Fahri Hamzah: Kelemahan Hakim MK Ujungnya akan Voting

Gelora News
facebook twitter whatsapp


GELORA.CO - Wakil Ketua DPR RI, Fahri Hamzah mengatakan perdebatan sengit dan hebat yang terjadi dalam proses persidangan gugatan hasil pemilu presiden 2019 memang begitu idealnya. Namun, sayangnya nanti ditentukan oleh hasil voting.

Menurut dia, kelemahan demokrasi yang sekarang dihadapi dalam persidangan di Mahkamah Konstitusi. Menurut dia, memang konsepsinya ideal tapi tiba-tiba nanti harus diputuskan melalui kalkulasi angka.

Misal, kata Fahri, saat ini ada dua kandidat dimana pihak satu bicaranya begitu ideal dan satu lagi katakan misalnya dianggap jelek bicaranya dalam sidang.

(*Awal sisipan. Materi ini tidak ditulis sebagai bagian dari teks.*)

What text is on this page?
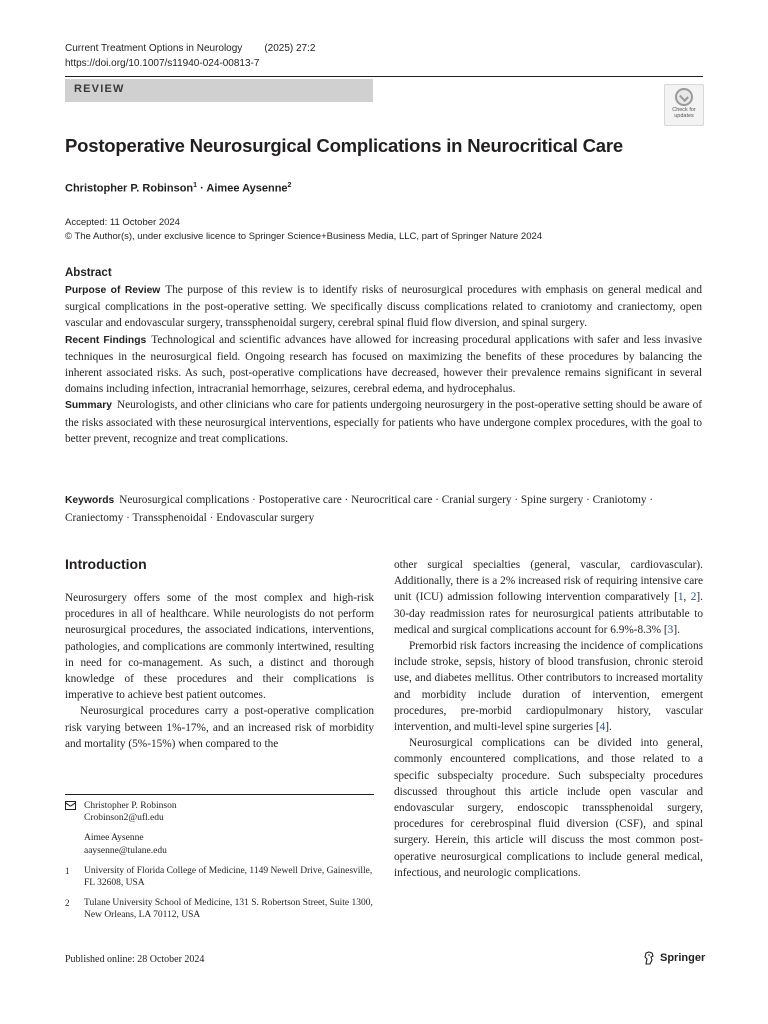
Current Treatment Options in Neurology (2025) 27:2
https://doi.org/10.1007/s11940-024-00813-7
REVIEW
Check for
updates
Postoperative Neurosurgical Complications in Neurocritical Care
Christopher P. Robinson$^1$ · Aimee Aysenne$^2$
Accepted: 11 October 2024
© The Author(s), under exclusive licence to Springer Science+Business Media, LLC, part of Springer Nature 2024
Abstract

Purpose of Review The purpose of this review is to identify risks of neurosurgical procedures with emphasis on general medical and surgical complications in the post-operative setting. We specifically discuss complications related to craniotomy and craniectomy, open vascular and endovascular surgery, transsphenoidal surgery, cerebral spinal fluid flow diversion, and spinal surgery.

Recent Findings Technological and scientific advances have allowed for increasing procedural applications with safer and less invasive techniques in the neurosurgical field. Ongoing research has focused on maximizing the benefits of these procedures by balancing the inherent associated risks. As such, post-operative complications have decreased, however their prevalence remains significant in several domains including infection, intracranial hemorrhage, seizures, cerebral edema, and hydrocephalus.

Summary Neurologists, and other clinicians who care for patients undergoing neurosurgery in the post-operative setting should be aware of the risks associated with these neurosurgical interventions, especially for patients who have undergone complex procedures, with the goal to better prevent, recognize and treat complications.

Keywords Neurosurgical complications · Postoperative care · Neurocritical care · Cranial surgery · Spine surgery · Craniotomy · Craniectomy · Transsphenoidal · Endovascular surgery
Introduction

Neurosurgery offers some of the most complex and high-risk procedures in all of healthcare. While neurologists do not perform neurosurgical procedures, the associated indications, interventions, pathologies, and complications are commonly intertwined, resulting in need for co-management. As such, a distinct and thorough knowledge of these procedures and their complications is imperative to achieve best patient outcomes.

Neurosurgical procedures carry a post-operative complication risk varying between 1%-17%, and an increased risk of morbidity and mortality (5%-15%) when compared to the

other surgical specialties (general, vascular, cardiovascular). Additionally, there is a 2% increased risk of requiring intensive care unit (ICU) admission following intervention comparatively [1, 2]. 30-day readmission rates for neurosurgical patients attributable to medical and surgical complications account for 6.9%-8.3% [3].

Premorbid risk factors increasing the incidence of complications include stroke, sepsis, history of blood transfusion, chronic steroid use, and diabetes mellitus. Other contributors to increased mortality and morbidity include duration of intervention, emergent procedures, pre-morbid cardiopulmonary history, vascular intervention, and multi-level spine surgeries [4].

Neurosurgical complications can be divided into general, commonly encountered complications, and those related to a specific subspecialty procedure. Such subspecialty procedures discussed throughout this article include open vascular and endovascular surgery, endoscopic transsphenoidal surgery, procedures for cerebrospinal fluid diversion (CSF), and spinal surgery. Herein, this article will discuss the most common post-operative neurosurgical complications to include general medical, infectious, and neurologic complications.

Christopher P. Robinson
Crobinson2@ufl.edu
Aimee Aysenne
aaysenne@tulane.edu
1	University of Florida College of Medicine, 1149 Newell Drive, Gainesville, FL 32608, USA
2	Tulane University School of Medicine, 131 S. Robertson Street, Suite 1300, New Orleans, LA 70112, USA
Published online: 28 October 2024	Springer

Namun, lemahnya tidak disiapkan bagi mereka untuk bertarung dengan argumen sampai ujung.

"In the end, orang itu harus masuk ke kotak suara atau harus voting," kata Fahri lewat video yang diunggah di twitternya, Jumat (14/6/2019).

Kemudian, Fahri mencontohkan lagi perdebatan yang terjadi di Mahkamah Konstitusi terlihat begitu hebat bahkan rekonstruktif karena kedua belah pihak ingin saling mengungkapkan fakta-fakta.

Sehingga, kata Fahri, muncul ada gugatan kepada posisi presiden, teori conflict of interest, rangkap jabatan, teori keharusan menjaga jarak supaya tidak abuse of power dan sebagainya.

"Ya itu sangat ideal. Tapi in the end, hakimnya sendiri nanti akan voting juga. Sembilan orang saja itu harus voting, makanya diciptakan jumlah hakimnya itu ganjil supaya kalau voting ada hasil," ujarnya.

Untuk itu, Fahri membuat catatan hal tersebut merupakan kelemahan dari sistem demokrasi. Karena secara teori begitu ideal, tapi pada akhirnya memang mengharuskan ada voting juga. Makanya, salah satu kelemahan demokrasi itu adalah tirani mayoritas.

"Problem dalam demokrasi akibat voting itu kan munculnya tirani mayoritas, karena seolah-olah siapa pun yang mayoritas itu selalu menang. Karena ujungnya voting," jelas dia.